Ritz-Carlton, a unit of Marriott International Inc. (MAR), expects to open its first hotel in ex-Soviet Kazakhstan within three years, the company's top executive told Reuters on Friday.

The company is also looking for a site for a hotel in Russia's second city of St Petersburg, Ritz-Carlton president Simon Cooper said in Moscow, where he was attending the opening of the brand's first hotel in Russia.

Kazakhstan, home to massive oil and gas reserves, is seen by investors as the strongest former Soviet economy outside Russia and is forecasting 2007 economic growth of 9.7 percent.

Cooper said his company was looking at two potential sites in Almaty, Kazakhstan's commercial capital.

"This is going to happen, would be my guess," Cooper said in an interview in the newly completed Ritz-Carlton Moscow, which overlooks Red Square and the Kremlin.

"I would say that you could check into a Ritz-Carlton in Almaty probably within three years."

He said his company was looking for a site for a hotel in the centre of St Petersburg, but had not yet found anything suitable.

"I have made a couple of visits there, and that's definitely a place we should be," he said.

"I don't have a site. We have looked at a couple of things, we rejected them. We just haven't hit the right spot yet."

On other global expansion plans, Cooper said China was the most important market for the company, but it had no immediate plans to add to the two hotels it already operates there and the six under construction.
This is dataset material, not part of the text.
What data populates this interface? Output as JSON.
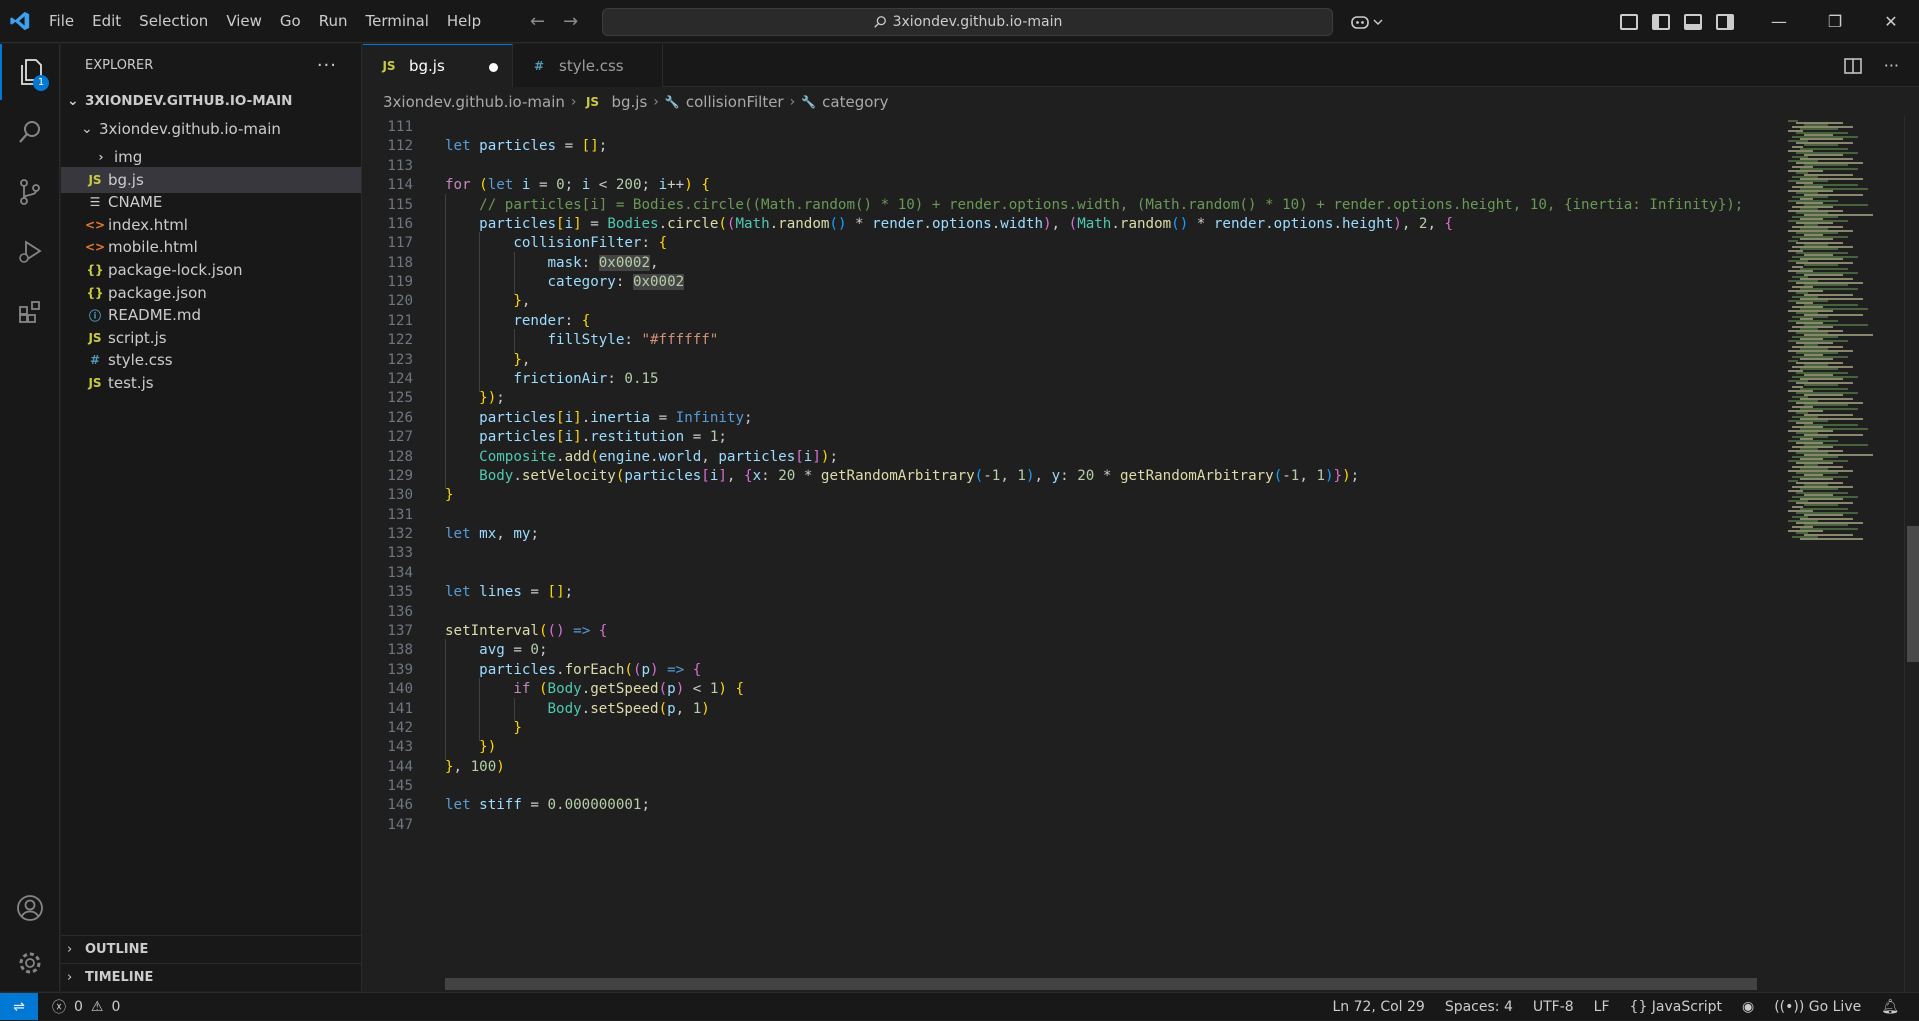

"I'm not saying it won't happen .... (but) at the moment we are happy with what we've got," said Cooper, who is also the company's chief operating officer.

He said Ritz-Carlton would announce plans for a new hotel in Europe in a few weeks, but did not say where. On the U.S. market, Cooper said the company expected only modest expansion because it was already well represented there.

"If there is a market where we are approaching it (saturation), it has got to be the U.S.," he said.

But construction costs in the United States, a major bar to expansion in the hotel industry, had flattened out this year as the U.S. housing market cooled and energy costs stayed under control, Cooper said.

The $350 million Ritz-Carlton Moscow, where rooms will start at just under $1,000 a night, is a vote of confidence in a Russian economy that less than a decade ago was hit by defaults and a market crash.

The company said initially it expects the majority of guests to be business travellers and tourists from outside Russia.

"All economies that are developing at a relatively rapid pace, and Russia would be one of them, you have got to have bumps in the road," said Cooper.

"But fundamentally when you look at Russia you've got to believe that the natural resources that Russia has, if harvested effectively -- and they seem to be harvesting them very effectively -- are going to bode well for the future."